ANALYSIS: Should Legal Tech Knowledge Be Tested on the Bar Exam?

Lawyers are currently using more legal tech than ever before. Many law schools offer legal tech education to students. However, we currently do not have an industry standard method for identifying and measuring a lawyer’s legal technology knowledge, understanding and competence. This made me curious: is it time for the bar exam to officially test legal technology knowledge?

I asked legal and legal technology experts for their opinion, and here’s what I learned.

There are good reasons to test …

There are several valid reasons why it would be a good idea to test knowledge of legal technology in the bar exam.

For the beginning, legal tech plays a big role in the profession. According to preliminary results of our Legal Technology Survey 2021, all legal organizations and departments use technology to some extent, so it is not so radical to propose an objective assessment of the skills that are becoming more indispensable each year.

After listening to John M. Facciola, retired U.S. magistrate and Georgetown Adjunct Professor of Law John M. Facciola, on a recent podcast on e-discovery and social media, I thought his opinion on the matter would be enlightening, so I turned to him.

“Not testing a gigantic part of the legal life seems strange to me,” he said during our conversation. I can imagine that it can seem strange to other lawyers as well.

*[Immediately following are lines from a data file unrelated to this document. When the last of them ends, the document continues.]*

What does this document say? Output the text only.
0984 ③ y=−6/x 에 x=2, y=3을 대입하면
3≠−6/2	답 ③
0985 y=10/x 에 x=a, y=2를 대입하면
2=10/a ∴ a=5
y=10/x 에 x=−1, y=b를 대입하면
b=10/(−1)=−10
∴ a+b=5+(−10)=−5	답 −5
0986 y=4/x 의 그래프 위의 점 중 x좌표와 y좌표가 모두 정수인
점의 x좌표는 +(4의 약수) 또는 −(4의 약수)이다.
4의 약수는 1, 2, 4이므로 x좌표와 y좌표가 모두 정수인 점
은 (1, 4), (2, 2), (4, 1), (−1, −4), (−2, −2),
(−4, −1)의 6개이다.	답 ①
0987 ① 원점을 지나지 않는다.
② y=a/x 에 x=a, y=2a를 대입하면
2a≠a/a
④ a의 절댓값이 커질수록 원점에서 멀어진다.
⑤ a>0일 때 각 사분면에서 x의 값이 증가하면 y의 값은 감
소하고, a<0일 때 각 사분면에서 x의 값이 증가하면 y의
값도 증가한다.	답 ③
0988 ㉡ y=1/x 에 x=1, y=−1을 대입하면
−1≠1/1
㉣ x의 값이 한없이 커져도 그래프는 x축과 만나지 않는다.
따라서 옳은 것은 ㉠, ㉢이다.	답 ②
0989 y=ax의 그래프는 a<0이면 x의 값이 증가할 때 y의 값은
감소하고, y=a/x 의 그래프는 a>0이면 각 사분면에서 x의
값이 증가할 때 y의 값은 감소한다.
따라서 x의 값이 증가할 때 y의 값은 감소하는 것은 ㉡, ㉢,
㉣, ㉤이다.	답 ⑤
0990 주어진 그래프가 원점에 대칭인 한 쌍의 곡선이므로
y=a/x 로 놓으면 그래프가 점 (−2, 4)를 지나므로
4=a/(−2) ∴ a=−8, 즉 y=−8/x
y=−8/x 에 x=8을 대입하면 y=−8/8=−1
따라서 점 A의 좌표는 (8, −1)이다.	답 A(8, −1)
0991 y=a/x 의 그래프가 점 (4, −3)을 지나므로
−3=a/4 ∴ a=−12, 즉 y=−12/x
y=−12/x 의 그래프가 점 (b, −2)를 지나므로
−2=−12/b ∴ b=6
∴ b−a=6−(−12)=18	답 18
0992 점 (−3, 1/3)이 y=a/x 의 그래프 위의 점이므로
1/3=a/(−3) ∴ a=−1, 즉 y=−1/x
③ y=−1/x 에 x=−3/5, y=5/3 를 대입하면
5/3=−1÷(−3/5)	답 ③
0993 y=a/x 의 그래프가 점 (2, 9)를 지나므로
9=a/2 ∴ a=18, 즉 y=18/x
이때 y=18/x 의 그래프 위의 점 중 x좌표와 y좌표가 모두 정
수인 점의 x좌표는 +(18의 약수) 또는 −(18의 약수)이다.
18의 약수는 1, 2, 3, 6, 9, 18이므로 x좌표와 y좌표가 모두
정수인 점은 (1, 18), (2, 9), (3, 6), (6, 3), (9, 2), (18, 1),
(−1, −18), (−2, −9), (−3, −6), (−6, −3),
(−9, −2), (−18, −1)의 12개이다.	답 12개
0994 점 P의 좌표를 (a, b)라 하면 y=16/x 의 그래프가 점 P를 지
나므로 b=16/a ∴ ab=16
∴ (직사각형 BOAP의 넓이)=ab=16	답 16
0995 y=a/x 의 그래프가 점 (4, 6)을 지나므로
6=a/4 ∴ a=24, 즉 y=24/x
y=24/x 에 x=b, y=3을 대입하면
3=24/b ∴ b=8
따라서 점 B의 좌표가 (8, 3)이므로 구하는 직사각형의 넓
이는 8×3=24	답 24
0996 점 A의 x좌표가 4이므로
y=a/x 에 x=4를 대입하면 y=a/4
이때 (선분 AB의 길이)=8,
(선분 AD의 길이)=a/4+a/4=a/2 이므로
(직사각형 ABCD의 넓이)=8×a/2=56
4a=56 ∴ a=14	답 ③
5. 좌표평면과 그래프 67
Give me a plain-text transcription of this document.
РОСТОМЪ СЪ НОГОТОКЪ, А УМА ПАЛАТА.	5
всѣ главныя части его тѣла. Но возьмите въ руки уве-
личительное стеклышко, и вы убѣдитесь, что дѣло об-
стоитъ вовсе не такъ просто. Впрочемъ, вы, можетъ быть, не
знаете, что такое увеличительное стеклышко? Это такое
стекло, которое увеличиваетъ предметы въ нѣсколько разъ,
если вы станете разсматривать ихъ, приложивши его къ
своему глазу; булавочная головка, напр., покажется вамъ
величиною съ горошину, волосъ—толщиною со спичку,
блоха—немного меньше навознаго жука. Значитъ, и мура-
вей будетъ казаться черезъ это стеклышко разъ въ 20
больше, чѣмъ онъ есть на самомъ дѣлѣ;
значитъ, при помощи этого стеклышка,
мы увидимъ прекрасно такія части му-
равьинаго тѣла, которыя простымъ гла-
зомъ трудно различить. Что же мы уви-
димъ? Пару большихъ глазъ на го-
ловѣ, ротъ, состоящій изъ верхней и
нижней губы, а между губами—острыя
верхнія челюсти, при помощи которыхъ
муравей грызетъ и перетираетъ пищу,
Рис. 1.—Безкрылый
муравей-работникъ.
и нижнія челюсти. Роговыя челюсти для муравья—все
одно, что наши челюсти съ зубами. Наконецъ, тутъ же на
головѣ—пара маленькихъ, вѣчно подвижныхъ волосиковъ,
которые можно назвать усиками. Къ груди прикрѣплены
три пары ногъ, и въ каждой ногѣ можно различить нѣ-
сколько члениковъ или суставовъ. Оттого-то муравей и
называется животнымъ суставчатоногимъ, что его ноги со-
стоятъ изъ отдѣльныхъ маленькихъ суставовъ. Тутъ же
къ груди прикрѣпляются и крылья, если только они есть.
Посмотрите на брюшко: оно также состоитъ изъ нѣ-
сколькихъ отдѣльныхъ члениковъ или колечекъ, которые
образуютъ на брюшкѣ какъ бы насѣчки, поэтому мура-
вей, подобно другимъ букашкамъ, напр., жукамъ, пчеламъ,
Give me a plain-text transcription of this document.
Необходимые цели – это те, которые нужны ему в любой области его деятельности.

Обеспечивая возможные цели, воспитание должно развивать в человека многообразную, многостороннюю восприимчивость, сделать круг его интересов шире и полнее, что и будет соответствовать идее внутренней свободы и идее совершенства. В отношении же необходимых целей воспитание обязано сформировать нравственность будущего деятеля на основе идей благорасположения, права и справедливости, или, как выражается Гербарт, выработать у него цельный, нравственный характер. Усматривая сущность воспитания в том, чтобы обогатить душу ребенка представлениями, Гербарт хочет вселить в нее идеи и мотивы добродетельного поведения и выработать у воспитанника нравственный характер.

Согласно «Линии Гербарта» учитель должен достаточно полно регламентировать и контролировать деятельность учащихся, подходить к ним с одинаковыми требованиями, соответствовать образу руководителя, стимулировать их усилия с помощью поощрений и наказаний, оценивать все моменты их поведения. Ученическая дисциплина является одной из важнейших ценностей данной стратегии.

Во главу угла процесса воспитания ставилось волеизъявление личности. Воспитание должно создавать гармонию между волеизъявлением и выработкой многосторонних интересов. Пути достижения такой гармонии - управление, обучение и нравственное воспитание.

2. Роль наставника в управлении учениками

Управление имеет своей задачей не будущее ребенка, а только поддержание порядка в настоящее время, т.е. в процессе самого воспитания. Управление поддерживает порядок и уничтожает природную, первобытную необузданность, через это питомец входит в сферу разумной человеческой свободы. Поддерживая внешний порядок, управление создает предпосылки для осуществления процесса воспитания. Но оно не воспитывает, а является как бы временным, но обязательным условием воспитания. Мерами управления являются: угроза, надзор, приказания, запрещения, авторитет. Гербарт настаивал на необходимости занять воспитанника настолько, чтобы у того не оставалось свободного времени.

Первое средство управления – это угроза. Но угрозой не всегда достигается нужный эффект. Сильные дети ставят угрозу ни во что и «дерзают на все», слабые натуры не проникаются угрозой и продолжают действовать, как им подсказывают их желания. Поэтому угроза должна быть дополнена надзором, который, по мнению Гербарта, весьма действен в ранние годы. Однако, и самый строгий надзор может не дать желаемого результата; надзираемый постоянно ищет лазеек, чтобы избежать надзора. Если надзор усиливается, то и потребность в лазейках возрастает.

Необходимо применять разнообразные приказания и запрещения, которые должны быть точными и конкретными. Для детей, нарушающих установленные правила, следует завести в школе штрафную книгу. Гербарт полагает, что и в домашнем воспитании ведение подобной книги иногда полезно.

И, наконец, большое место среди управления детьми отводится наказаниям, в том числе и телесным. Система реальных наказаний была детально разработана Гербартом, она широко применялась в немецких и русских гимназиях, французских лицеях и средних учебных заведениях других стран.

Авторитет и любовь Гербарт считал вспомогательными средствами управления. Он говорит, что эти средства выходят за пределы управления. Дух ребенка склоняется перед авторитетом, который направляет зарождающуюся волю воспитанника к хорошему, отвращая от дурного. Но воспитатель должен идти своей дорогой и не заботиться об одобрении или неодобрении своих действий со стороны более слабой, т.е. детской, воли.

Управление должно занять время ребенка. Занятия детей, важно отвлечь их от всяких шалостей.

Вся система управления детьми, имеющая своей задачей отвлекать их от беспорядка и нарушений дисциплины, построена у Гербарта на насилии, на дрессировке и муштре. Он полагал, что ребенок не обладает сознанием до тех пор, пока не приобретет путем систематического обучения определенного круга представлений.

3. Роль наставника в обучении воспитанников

Dauna Williams, founder of The Williams Group 5 and Associate Professor at Northern Illinois University College of Law, focused on the practicalities of adding Legal Tech to the bar exam. “The bar has to ask for it because our customers ask for it,” she said. “It is a necessary step to ensure that attorneys know how to develop a technological solution to a problem from legal analysis.” Competence of attorneys have dealt.

Why can’t lawyers just get third-party vendors to meet their technical requirements? You can and do it. Nonetheless, failure to use legal technology and interpret the information obtained from it can have far-reaching (and potentially catastrophic) consequences for that attorney – from the lack of or misinterpretation of critical information to the inadvertent disclosure of confidential and privileged material. Because Richter Facciola asked: “If you are not familiar with technology, how can you make a good decision to choose a provider with reliable data security?”

… but there are also potential downsides

There are concerns about testing legal technology on the bar exam, such as: Most fears, however, revolve around whether this could be achieved effectively.

According to Uma Everett, director at Sterne, Kessler, Goldstein & Fox, using the bar exam to measure legal technical proficiency can be too big a task. “It would be difficult to test that on the bar exam,” she told me. After all, legal tech is evolving rapidly, unlike the black letter law that occurs in all bar exams.

Casey Flaherty, attorney and co-founder of legal tech training company Procertas, said “It would be difficult for the bar exam questions and curriculum to keep up with the latest tech offerings.” That would be a challenge indeed, considering the need to keep bar examiners up to date with new technology while testing them agnostically at the same time.

Further options to ensure legal tech knowledge

The concerns listed above add to the counter-argument that attaining legal tech proficiency is a task best approached outside of the bar exam. Perhaps introducing a compulsory technology education curriculum would be more effective than testing another topic in the dreaded melting pot of the entrance exam.

Flaherty is a proponent of embedding some basic technical training in established law school classes, and claims that “the core technical training can now be incorporated directly into teaching courses”. For example, he suggests that Word training can be incorporated into the Legal Writing and Contract Law course in the first year. In civil litigation, he says, the course could also include PDF training to teach law students how to prepare a compliant electronic filing.

Everett shared her opinion that in order to instill legal technical acumen in attorneys, “it may be better to only have CLE requirements instead.” Well hit on point: The respective state bars in Florida and North Carolina do just that.

Another premise is that the professional competence of attorneys can be inevitable without requiring systemic changes. Professor Ray Brescia, the Honorable Harold R. Tyler Chair in Law and Technology and Professor of Law at Albany Law School, told me that the “prosecution machinery and threats of malpractice lawsuits are likely to be related to the preference of the market.” “. go a long way in promoting the ultimate goal of having tech-savvy lawyers. ”His argument is that pre-existing mechanisms, combined with a laissez-faire approach to supply and demand, are sufficient to ensure lawyers have the legal technical skills required Have knowledge (and that the clients deserve).

graduation

Efforts to train prospective and current lawyers in legal technology are in full swing. While there are other ways to ensure competency, formal testing of legal tech skills would reassure future employers that state bar examiners have already confirmed the suitability of successful test takers. And let’s face it, if the bar exam is the final hurdle law graduates have to overcome to officially join “the club,” how much harder could it be to add another hurdle?

Take part in Bloomberg Law’s Legal Technology Survey here. The survey ends soon!